Antique nun dolls sell for thousands

Two rare 18th-century nun dolls have sold at Reeman Dansie auctioneers in Colchester, Essex, for a combined total of £55,000 hammer.

The pair of dolls were consigned by direction of the Canonesses of the Holy Sepulchre and were likely to have been in their possession for over 200 years. Nun dolls are believed to have been originally intended as instructional tools, for teaching novice nuns how to attire themselves, and also to maintain strict conformity to the Order’s specific costume over long periods of time.

There are also documented instances of nuns sending the dolls to their families as keepsakes or to demonstrate their costume and as first communion gifts. The earliest documented nun doll is the famous 17th Swarbrick doll, thought to date to 1680, which has come to auction a number of times, but most recently in Bonhams in London during November 2009, when the famous doll sold for £30,000.

Both dolls were sold at the sale to the same buyer, an English collector, who held her nerve against stiff competition from several international phone bidders

The English house of the Convent of The Holy Sepulchre was established in 1642 in Liège, Belgium by 20 year-old Susan Hawley. Susan’s family were English Catholics, displaced to the Continent by religious persecution. The convent was created at a time when many English speaking religious houses were being founded on the Continent.

The Liège Community flourished for over 150 years, with Christina Dennett, an early Prioress, advocated spreading the word of God through teaching and she established a school in the City.
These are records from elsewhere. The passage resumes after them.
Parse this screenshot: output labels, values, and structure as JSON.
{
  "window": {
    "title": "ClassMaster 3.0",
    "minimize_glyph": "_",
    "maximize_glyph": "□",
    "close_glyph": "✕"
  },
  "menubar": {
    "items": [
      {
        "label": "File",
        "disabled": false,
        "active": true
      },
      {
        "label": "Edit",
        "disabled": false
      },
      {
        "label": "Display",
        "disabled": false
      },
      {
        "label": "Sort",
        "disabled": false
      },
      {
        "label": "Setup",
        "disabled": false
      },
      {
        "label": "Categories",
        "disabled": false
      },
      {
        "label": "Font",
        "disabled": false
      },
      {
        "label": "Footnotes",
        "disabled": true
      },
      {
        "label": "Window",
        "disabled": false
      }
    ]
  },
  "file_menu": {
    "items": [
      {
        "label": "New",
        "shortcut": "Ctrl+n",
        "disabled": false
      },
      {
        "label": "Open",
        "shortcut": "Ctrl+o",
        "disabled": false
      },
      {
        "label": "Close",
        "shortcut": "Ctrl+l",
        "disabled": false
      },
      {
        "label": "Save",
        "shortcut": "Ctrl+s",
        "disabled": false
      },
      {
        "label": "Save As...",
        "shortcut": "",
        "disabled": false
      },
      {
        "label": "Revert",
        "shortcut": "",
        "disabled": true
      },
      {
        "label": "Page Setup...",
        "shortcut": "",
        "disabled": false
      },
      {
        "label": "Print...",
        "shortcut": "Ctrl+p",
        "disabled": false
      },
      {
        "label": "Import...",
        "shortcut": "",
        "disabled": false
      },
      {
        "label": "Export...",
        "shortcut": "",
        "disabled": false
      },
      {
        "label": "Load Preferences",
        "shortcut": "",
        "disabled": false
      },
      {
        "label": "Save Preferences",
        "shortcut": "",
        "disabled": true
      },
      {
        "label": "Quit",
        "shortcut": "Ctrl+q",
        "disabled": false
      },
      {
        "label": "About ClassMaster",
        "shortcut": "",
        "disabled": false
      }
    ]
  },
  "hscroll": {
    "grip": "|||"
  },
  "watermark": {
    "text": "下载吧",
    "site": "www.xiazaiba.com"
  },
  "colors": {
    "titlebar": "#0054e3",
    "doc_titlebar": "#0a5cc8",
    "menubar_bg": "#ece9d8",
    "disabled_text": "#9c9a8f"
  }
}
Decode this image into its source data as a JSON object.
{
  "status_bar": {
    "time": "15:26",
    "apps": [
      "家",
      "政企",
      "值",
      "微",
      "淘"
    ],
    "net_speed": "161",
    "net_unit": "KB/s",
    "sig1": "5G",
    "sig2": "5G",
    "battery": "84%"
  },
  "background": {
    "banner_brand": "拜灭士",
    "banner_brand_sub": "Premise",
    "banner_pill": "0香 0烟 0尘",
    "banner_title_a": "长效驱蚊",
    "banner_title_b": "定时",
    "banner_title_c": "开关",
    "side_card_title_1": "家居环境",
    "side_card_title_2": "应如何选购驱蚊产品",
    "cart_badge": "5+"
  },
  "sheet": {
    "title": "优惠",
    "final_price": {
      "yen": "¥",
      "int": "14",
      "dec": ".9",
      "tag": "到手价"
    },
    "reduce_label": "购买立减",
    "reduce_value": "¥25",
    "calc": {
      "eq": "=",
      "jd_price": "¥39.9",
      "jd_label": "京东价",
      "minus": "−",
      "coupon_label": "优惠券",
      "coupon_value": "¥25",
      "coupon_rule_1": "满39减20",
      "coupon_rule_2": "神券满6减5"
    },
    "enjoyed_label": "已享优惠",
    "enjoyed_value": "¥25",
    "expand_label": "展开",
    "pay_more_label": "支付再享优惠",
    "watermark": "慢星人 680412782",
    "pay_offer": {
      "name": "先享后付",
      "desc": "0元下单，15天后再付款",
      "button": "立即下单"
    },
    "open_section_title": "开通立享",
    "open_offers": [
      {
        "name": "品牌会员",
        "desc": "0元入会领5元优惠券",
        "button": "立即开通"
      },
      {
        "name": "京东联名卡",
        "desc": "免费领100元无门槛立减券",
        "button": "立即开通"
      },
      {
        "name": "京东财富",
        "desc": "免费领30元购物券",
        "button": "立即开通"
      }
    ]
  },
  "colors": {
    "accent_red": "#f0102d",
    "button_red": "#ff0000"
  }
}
In 1794, the French Revolution brought new threats of persecution and the community was forced to move again, much to the dismay of the the Liège townsfolk who had taken them to their hearts. After some time searching for a new home and brief stays in London, Yorkshire and Wiltshire, the community finally found a suitable location at New Hall, near Chelmsford. The house and fifty acres were purchased by a wealthy donor for the community at a cost of £4,000 in 1798, once again a school became established and the community flourished.